「一人ひとり」そして「一同」と共に
川﨑 信二
主イエス・キリストの恵み、神の愛、聖霊の交わりが、あなたがた一同と共にあるように。Ⅱコリント13:13
パウロが書いた手紙の最後にある祈りの言葉です。礼拝においては頌栄の後に祈られる「祝福の祈り」、また「派遣の祈り」とも言われています。これは多くの教会で用いられている「使徒的祝祷」と呼ばれるもので、「三位一体の神からの祝福」を祈る形がとられています。
パウロはどの手紙でも相手の祝福を祈って手紙を書き、また相手の祝福を願って祝祷で手紙を閉じています。問題の多いコリント教会の兄姉たちが生活の中に三位一体の神の祝福を意識しながら歩むようにとの思いが込められています。父・子・聖霊はどの教会の祝祷も同じです。
「あなたがた」と「一同」という言葉。あなたがたは「一人ひとり」という意味です。礼拝の祝祷には牧師によって様々な言い方がありますが、聖書ではほとんどの翻訳が「あなたがた一同」となっています。文語訳では「なんぢら凡(すべ)ての者(もの)と偕(とも)にあらんことを。」、前田護郎訳では「皆さんとともにありますように。」となっています。「皆さん」だけではどうしても、皆「ひっくるめて」とか「一緒くたに」という、一括りの響きがあります。

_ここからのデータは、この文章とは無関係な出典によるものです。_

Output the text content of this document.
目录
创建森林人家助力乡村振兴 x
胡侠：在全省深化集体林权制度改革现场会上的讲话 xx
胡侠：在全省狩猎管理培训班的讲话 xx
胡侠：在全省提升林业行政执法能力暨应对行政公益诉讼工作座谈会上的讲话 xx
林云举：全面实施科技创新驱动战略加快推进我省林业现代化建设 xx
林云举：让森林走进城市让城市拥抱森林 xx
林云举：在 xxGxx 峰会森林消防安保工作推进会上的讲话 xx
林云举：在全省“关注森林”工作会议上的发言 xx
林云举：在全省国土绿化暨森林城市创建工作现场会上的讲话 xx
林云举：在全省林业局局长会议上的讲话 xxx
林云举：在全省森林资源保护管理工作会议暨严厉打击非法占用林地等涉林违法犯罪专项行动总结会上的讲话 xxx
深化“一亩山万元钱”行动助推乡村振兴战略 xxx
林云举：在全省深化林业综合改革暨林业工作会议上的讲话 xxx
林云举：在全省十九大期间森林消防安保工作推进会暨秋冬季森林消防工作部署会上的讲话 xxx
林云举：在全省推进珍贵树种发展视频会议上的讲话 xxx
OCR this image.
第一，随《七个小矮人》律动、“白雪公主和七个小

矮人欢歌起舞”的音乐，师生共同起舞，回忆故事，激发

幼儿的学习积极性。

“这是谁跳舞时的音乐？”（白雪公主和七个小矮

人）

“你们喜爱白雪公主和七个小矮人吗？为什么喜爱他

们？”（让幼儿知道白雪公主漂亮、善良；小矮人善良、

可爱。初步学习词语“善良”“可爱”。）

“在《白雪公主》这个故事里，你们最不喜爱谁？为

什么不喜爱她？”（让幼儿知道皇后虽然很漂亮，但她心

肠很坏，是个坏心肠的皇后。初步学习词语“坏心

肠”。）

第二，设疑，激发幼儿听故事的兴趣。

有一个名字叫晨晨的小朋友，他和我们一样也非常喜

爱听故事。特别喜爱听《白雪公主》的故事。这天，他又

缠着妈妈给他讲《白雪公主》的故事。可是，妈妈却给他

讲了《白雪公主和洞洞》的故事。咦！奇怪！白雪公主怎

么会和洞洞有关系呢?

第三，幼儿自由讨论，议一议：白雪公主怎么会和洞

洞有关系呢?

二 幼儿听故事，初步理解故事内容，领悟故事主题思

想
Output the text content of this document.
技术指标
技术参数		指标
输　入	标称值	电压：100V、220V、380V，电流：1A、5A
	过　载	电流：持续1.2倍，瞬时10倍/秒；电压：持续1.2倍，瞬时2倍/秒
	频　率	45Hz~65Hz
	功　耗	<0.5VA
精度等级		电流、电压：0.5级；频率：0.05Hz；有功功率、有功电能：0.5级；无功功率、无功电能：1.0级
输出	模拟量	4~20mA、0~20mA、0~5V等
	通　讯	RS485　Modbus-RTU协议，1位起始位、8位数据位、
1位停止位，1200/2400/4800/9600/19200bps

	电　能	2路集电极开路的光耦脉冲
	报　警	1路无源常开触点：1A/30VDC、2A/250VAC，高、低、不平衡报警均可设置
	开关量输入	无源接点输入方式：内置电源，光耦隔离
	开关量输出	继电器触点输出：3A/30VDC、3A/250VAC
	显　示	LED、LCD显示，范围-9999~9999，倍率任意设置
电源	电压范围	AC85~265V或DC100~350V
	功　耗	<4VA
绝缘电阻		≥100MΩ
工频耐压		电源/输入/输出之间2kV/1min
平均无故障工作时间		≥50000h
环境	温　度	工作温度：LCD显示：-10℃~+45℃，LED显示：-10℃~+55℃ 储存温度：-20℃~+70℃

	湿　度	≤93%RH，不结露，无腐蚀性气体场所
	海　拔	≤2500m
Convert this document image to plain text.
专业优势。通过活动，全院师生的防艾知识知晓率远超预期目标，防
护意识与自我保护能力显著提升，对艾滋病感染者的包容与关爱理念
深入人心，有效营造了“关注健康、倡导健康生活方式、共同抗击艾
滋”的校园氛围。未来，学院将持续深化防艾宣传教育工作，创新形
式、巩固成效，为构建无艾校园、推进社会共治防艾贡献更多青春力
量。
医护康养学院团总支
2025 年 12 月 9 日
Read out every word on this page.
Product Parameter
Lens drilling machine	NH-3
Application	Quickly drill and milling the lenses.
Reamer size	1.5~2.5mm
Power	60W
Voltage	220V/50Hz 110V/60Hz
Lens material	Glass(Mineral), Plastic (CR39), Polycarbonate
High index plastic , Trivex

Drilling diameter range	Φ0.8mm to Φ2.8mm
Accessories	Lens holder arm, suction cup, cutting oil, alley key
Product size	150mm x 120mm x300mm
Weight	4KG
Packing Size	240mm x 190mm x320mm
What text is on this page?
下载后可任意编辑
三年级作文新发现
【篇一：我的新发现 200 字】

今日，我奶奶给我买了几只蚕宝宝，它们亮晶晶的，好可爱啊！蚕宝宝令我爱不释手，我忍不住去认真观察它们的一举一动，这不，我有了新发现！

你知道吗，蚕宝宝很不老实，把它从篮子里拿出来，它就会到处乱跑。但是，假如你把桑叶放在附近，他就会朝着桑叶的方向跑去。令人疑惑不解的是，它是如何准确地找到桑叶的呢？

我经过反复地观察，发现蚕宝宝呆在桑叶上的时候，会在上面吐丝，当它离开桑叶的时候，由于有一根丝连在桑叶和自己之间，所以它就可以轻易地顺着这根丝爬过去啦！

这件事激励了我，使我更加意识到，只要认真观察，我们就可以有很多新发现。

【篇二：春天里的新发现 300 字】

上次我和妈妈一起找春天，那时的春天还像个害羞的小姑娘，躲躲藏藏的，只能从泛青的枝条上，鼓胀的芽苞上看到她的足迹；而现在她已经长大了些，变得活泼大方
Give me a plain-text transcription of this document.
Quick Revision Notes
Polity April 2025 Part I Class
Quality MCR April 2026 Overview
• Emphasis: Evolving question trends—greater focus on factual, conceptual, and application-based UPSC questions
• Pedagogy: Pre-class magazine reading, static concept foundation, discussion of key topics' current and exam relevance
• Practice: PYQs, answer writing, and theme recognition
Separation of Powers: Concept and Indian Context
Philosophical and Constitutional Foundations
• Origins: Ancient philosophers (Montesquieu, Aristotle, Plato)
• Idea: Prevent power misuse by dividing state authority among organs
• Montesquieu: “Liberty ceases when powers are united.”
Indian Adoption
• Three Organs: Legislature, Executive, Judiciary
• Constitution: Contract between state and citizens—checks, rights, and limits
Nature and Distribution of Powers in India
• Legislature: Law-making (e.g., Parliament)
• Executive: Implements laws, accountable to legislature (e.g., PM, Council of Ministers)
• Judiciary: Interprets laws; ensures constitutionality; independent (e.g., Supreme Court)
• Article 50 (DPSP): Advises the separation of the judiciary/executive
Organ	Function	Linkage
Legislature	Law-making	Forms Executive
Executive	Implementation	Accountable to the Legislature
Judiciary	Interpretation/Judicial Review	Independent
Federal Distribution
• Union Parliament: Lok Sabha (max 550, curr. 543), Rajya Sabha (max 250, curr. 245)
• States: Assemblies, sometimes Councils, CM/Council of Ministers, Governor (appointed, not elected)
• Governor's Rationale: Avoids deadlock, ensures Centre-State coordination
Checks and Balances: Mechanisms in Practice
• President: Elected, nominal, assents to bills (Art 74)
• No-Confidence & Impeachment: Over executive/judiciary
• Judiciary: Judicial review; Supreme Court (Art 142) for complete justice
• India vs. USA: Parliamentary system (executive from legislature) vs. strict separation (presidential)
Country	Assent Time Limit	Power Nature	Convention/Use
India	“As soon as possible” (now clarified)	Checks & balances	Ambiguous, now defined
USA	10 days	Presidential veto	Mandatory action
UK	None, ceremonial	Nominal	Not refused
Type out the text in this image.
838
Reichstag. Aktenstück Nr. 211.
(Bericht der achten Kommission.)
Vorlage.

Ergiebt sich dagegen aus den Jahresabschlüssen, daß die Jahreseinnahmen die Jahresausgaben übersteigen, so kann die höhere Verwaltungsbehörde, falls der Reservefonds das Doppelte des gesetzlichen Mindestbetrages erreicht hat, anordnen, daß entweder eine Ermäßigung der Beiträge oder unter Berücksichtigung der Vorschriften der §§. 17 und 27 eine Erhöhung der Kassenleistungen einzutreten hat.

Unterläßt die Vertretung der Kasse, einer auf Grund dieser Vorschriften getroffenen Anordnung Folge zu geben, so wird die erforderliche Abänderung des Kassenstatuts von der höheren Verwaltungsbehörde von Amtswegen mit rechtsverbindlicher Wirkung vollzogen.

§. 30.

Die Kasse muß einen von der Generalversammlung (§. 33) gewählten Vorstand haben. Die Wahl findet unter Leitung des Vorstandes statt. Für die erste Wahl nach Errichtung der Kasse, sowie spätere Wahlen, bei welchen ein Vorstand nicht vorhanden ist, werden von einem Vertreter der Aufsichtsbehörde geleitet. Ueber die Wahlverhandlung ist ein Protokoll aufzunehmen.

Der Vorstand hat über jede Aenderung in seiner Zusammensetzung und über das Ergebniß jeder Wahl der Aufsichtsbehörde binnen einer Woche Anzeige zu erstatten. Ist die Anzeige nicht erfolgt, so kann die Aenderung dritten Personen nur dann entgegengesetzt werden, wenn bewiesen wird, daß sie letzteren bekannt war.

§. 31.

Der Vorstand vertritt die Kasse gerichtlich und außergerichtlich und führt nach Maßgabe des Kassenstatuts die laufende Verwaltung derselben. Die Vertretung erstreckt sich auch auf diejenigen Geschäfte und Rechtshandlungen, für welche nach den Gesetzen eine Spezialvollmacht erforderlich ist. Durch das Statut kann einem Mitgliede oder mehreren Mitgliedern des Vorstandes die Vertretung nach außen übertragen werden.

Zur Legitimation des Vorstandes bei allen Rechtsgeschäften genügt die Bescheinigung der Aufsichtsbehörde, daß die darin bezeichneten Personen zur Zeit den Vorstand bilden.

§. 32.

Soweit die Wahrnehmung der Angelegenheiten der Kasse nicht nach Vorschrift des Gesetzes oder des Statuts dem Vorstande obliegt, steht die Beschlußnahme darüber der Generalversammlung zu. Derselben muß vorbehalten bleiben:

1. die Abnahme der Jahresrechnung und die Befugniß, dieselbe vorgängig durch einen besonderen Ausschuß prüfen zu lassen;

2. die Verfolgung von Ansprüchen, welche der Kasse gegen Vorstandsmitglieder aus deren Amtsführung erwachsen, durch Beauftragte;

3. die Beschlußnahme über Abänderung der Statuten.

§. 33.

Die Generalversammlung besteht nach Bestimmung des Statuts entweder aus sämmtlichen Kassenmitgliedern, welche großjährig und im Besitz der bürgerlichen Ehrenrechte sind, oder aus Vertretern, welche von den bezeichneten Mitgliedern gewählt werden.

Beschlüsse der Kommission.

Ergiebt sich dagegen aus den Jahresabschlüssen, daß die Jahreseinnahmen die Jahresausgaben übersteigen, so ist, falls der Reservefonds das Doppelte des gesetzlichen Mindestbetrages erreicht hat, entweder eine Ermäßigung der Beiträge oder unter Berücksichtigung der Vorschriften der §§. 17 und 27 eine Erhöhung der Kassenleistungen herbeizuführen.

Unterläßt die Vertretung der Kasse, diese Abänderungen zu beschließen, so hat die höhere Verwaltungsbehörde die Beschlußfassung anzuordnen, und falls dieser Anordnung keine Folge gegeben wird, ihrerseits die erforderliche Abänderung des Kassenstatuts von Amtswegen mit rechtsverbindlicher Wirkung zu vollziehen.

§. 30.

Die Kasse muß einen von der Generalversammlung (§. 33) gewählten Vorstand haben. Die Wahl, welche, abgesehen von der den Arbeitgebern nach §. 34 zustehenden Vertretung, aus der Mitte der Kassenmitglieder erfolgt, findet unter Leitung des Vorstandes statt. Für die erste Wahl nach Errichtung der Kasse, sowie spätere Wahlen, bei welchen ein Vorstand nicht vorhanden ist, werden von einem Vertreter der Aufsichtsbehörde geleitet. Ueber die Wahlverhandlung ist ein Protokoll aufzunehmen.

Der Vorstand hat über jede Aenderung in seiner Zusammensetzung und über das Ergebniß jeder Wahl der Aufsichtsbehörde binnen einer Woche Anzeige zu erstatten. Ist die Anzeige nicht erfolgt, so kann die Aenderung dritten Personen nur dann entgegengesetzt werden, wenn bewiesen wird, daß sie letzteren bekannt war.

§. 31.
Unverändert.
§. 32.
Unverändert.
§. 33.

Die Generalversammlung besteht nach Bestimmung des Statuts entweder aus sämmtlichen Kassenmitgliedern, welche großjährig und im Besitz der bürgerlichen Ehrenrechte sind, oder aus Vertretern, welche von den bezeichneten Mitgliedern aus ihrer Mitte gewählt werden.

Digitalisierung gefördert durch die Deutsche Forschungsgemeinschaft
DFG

「あなたがた」には、お一人一人のお顔を思い浮かべつつ、お一人一人を大切にする思いが込められています。また「一同」には教会が「ばらばら」にならないで一つになって歩むようにとの思いが込められているのではないでしょうか。
まさに今の状況。全員が礼拝堂に一同で会することのできない状況下にあって、場所は違えど、ばらばらではなく心を合わせる。一つの信仰が試されているような気がします。
私たちは聖日ごとに聖霊の息を吹きかけられて(ヨハネ20:22)それぞれの持ち場へと遣わされます。目に見えない聖霊の交わりの中に身を置くこと、それが最も大切なことであると改めて確認させて頂きたいと思います。